Con el paso de los partidos, las remontadas dejaron de parecer una casualidad. Se transformaron en una forma de entender la competencia. Esa quizás sea la imagen que mejor resume a esta Scaloneta: un equipo que nunca dejó de creer cuando el resto ya daba el partido por terminado.
Hay selecciones que ganan porque dominan. Otras porque tienen los mejores jugaores. Y existen algunas que construyen algo diferente: una forma de competir cuando el contexto se vuelve adverso.
Argentina llegó nuevamente a una final del mundo porque tuvo talento, organización y jerarquía.

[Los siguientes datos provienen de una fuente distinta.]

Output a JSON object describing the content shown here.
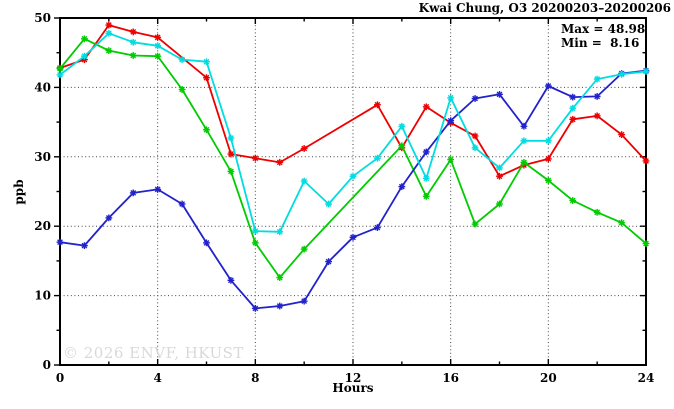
{
  "header": {
    "title": "Kwai Chung, O3 20200203–20200206"
  },
  "stats": {
    "max_label": "Max = 48.98",
    "min_label": "Min =  8.16"
  },
  "watermark": "© 2026 ENVF, HKUST",
  "chart_data": {
    "type": "line",
    "title": "Kwai Chung, O3 20200203-20200206",
    "station": "Kwai Chung",
    "pollutant": "O3",
    "unit": "ppb",
    "xlabel": "Hours",
    "ylabel": "ppb",
    "xlim": [
      0,
      24
    ],
    "ylim": [
      0,
      50
    ],
    "x_major_ticks": [
      0,
      4,
      8,
      12,
      16,
      20,
      24
    ],
    "x_minor_step": 2,
    "y_major_ticks": [
      0,
      10,
      20,
      30,
      40,
      50
    ],
    "y_minor_step": 5,
    "grid_x": [
      4,
      8,
      12,
      16,
      20
    ],
    "grid_y": [
      10,
      20,
      30,
      40
    ],
    "legend_position": "none",
    "max": 48.98,
    "min": 8.16,
    "x": [
      0,
      1,
      2,
      3,
      4,
      5,
      6,
      7,
      8,
      9,
      10,
      11,
      12,
      13,
      14,
      15,
      16,
      17,
      18,
      19,
      20,
      21,
      22,
      23,
      24
    ],
    "series": [
      {
        "name": "series-red",
        "color": "#ee0000",
        "values": [
          42.8,
          44.0,
          48.98,
          48.0,
          47.2,
          null,
          41.4,
          30.4,
          29.8,
          29.2,
          31.2,
          null,
          null,
          37.5,
          31.3,
          37.2,
          34.9,
          33.0,
          27.2,
          28.8,
          29.7,
          35.4,
          35.9,
          33.2,
          29.4
        ]
      },
      {
        "name": "series-green",
        "color": "#00cc00",
        "values": [
          42.7,
          47.0,
          45.3,
          44.6,
          44.5,
          39.7,
          33.9,
          27.9,
          17.6,
          12.6,
          16.7,
          null,
          null,
          null,
          31.6,
          24.3,
          29.6,
          20.3,
          23.2,
          29.2,
          26.6,
          23.7,
          22.0,
          20.5,
          17.5
        ]
      },
      {
        "name": "series-blue",
        "color": "#2222cc",
        "values": [
          17.7,
          17.2,
          21.2,
          24.8,
          25.3,
          23.2,
          17.6,
          12.2,
          8.16,
          8.5,
          9.2,
          14.9,
          18.4,
          19.8,
          25.7,
          30.7,
          35.2,
          38.4,
          39.0,
          34.4,
          40.2,
          38.6,
          38.7,
          42.0,
          42.4
        ]
      },
      {
        "name": "series-cyan",
        "color": "#00dde0",
        "values": [
          41.8,
          44.5,
          47.8,
          46.5,
          46.0,
          44.0,
          43.7,
          32.7,
          19.3,
          19.2,
          26.5,
          23.2,
          27.2,
          29.8,
          34.4,
          26.9,
          38.5,
          31.3,
          28.4,
          32.3,
          32.3,
          37.0,
          41.2,
          41.9,
          42.3
        ]
      }
    ]
  }
}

Pero también porque desarrolló una capacidad que no aparece en ninguna estadística: interpretar los momentos difíciles y encontrar una respuesta.
En un fútbol cada vez más preparado desde los datos, la tecnología y la planificación, esta selección recordó que todavía hay aspectos del juego que no pueden medirse completamente. La confianza de un grupo, la convicción de una idea y la sensación de que todavía existe una posibilidad cuando todo parece perdido.
Eso también forma parte de una herencia que dejó Lionel Messi. No solamente los goles o los títulos. También la lección de que incluso los mejores deben convivir con la frustración, la presión y los momentos donde parece que nada alcanza. La grandeza no está en evitar los problemas. Está en la manera de enfrentarlos.
Una camiseta que carga una historia
Esa misma dimensión apareció fuera de la cancha. La imagen de los jugadores argentinos con la bandera “Las Malvinas son argentinas” después de vencer a Inglaterra recorrió el mundo. La escena trascendió el resultado porque tocó una memoria que forma parte de la historia argentina.
Para muchos argentinos, esa bandera representó una causa histórica, una herida todavía presente y una emoción transmitida entre generaciones.
Pero también abrió una discusión. El presidente Javier Milei reconoció el reclamo argentino de soberanía, aunque cuestionó que esa expresión se realizara dentro del campo de juego y calificó el gesto como “patrioterismo barato”. Su postura planteó otra forma de mirar la cuestión: la defensa de Malvinas, según su visión, debe sostenerse principalmente desde una estrategia diplomática.
El debate mostró algo más profundo que una diferencia política. Mostró que una camiseta nacional nunca representa solamente a once jugadores. En determinados momentos representa recuerdos, sentimientos y debates que atraviesan a una sociedad entera.
Ese es el poder del fútbol argentino: puede generar alegría, discusión, orgullo y preguntas al mismo tiempo.
Un fútbol que cambia, una emoción que permanece
El Mundial 2026 también mostró que el fútbol está entrando en una nueva etapa.
Un torneo con 48 selecciones, organizado por tres países y con una creciente influencia del modelo deportivo estadounidense, donde conviven competencia, entretenimiento, tecnología y negocio.
La pregunta es qué lugar ocupará el juego dentro de esta transformación.
Porque el fútbol puede cambiar sus formatos. Puede incorporar más espectáculo, nuevas audiencias y nuevas formas de consumo.
Pero hay algo que sigue siendo difícil de fabricar: el vínculo emocional entre un equipo y la gente. Argentina representa justamente esa paradoja.
Lo que queda después del Mundial
Argentina llegó a otra final. Pero quizás su mayor logro haya sido otro: conseguir que millones de personas volvieran a sentirse representadas por una manera de competir.
Quizás esa sea una de las enseñanzas que deja este Mundial. En un fútbol que cambia cada vez más rápido, no son solamente las copas las que mantienen vivo el recuerdo de un equipo. Son las historias que ese equipo deja en la gente.
Porque el fútbol sigue siendo un juego, pero hay momentos en los que se convierte en un lugar donde una sociedad reconoce sus alegrías, sus heridas y sus esperanzas.
Los mundiales terminan. Lo que permanece es la forma en que algunos equipos consiguen quedarse para siempre en la memoria de un país.